Laws of Quantum Programming

Abstract: In this paper, we investigate the fundamental laws of quantum programming. We extend a comprehensive set of Hoare et al.'s basic laws of classical programming to the quantum setting. These laws characterise the algebraic properties of quantum programs, such as the distributivity of sequential composition over (quantum) if-statements and the unfolding of nested (quantum) if-statements. At the same time, we clarify some subtle differences between certain laws of classical programming and their quantum counterparts. Additionally, we derive a fixpoint characterization of quantum while-loops and a loop-based realisation of tail recursion in quantum programming. Furthermore, we establish two normal form theorems: one for quantum circuits and one for finite quantum programs. The theory in which these laws are established is formalised in the Coq proof assistant, and all of these laws are mechanically verified. As an application case of our laws, we present a formal derivation of the principle of deferred measurements in dynamic quantum circuits. We expect that these laws can be utilized in correctness-preserving transformation, compilation, and automatic code optimization in quantum programming. In particular, because these laws are formally verified in Coq, they can be confidently applied in quantum program development.

• The paper establishes a formal framework by extending classical programming laws to quantum circuits and programs, providing a basis for rigorous reasoning and optimization.
• It proposes a three-layer framework comprising quantum circuits, purely quantum programs, and classical-quantum hybrid programs to structure quantum computation.
• Key contributions include deriving normal forms for circuits and programs, characterizing recursion and loops, and formally verifying the laws in Coq.

Overview of "Laws of Quantum Programming"

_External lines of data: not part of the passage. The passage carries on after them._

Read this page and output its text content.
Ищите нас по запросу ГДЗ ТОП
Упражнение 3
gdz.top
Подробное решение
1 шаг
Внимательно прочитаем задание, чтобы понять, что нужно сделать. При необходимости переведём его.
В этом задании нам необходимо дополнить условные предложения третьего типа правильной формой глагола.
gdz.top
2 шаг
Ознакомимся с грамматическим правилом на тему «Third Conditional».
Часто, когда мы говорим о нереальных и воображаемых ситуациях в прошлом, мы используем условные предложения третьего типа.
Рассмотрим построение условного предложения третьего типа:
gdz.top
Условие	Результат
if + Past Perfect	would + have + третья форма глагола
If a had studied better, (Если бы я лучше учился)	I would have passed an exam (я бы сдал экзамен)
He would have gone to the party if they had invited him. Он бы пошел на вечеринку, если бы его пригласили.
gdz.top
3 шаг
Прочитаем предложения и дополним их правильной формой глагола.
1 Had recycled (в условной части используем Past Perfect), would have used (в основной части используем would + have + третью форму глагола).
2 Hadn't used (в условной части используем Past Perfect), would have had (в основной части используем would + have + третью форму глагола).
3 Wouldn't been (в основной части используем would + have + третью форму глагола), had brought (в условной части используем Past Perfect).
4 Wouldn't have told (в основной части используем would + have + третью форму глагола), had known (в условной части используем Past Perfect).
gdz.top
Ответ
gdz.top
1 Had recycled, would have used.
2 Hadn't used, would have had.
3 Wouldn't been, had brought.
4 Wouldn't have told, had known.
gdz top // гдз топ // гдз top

The paper "Laws of Quantum Programming" by Ying, Zhou, and Barthe extends fundamental classical programming laws to the domain of quantum programming, presenting a comprehensive set of algebraic rules applicable to quantum circuits and programs. It builds a foundational framework for reasoning about quantum computations, offering a formal structure that can be leveraged in correctness-preserving transformation, compilation, and optimization.

Framework Description:

The authors propose a three-layer framework for quantum programming:

1. Quantum Circuits Layer: This bottom layer encompasses quantum circuits built from basic gates. The circuits are defined algebraically, leveraging the quantum if-statement for conditional operations.
2. Purely Quantum Programs Layer: This middle layer consists of quantum programs that manage quantum operations without classical variables. It supports a higher-level structure with if-statements controlled by quantum measurements and recursion.
3. Classical-Quantum Hybrid Layer: The top layer represents programs combining classical and quantum computations. Quantum programs are embedded in classical constructs allowing the interplay of quantum operations with classical logic.

Key Contributions:

The paper delineates several contributions through theoretical expositions and mechanical verification in the Coq proof assistant:

• Algebraic Laws: The authors extend and redefine classical programming laws to quantum programming. These involve rules for sequential composition, if-statements, and introducing creative quantum-specific constructs such as quantum choice, where quantum logical operations facilitate program control directly tied to the state of quantum information.
• Normal Forms: Significant attention is given to deriving normal forms for quantum circuits and programs. For circuits, a form is established where any regular quantum circuit can be transformed into a sequential composition of quantum if-statements. For programs, they describe finite quantum programs equatable to if-statements applied to circuits.
• Recursion and Loops: They explore recursion in quantum programming, providing fixed-point characterizations and showing how tail recursion is realizable as loops. These findings are essential for optimizing quantum program execution, given the constraints of quantum hardware and error margins.
• Formal Verification: The mechanical verification of the derived laws using Coq is notable. The effort includes formal definitions of quantum operations and proofs of compliance with theoretical properties, reinforcing the soundness and reliability of using these laws in software practice.

Implications and Future Directions:

The implications of this research are broad-ranging within the landscape of quantum computing. By formalizing quantum programming laws, the work provides a toolkit for software engineers to reason about and optimize quantum programs confidently. This framework paves the way for developing robust compilers and efficient quantum algorithms, a crucial step for practical quantum computing.

In conclusion, the development of algebraic laws in quantum programming represents a critical advancement for quantum programming languages and methods. As quantum hardware and algorithms evolve, these techniques will be increasingly significant for ensuring that software development keeps pace with the complexities and capabilities of quantum technologies. Future research can extend these laws further into practical applications, integrating seamlessly with classical programming environments to usher in a new era of hybrid computing solutions.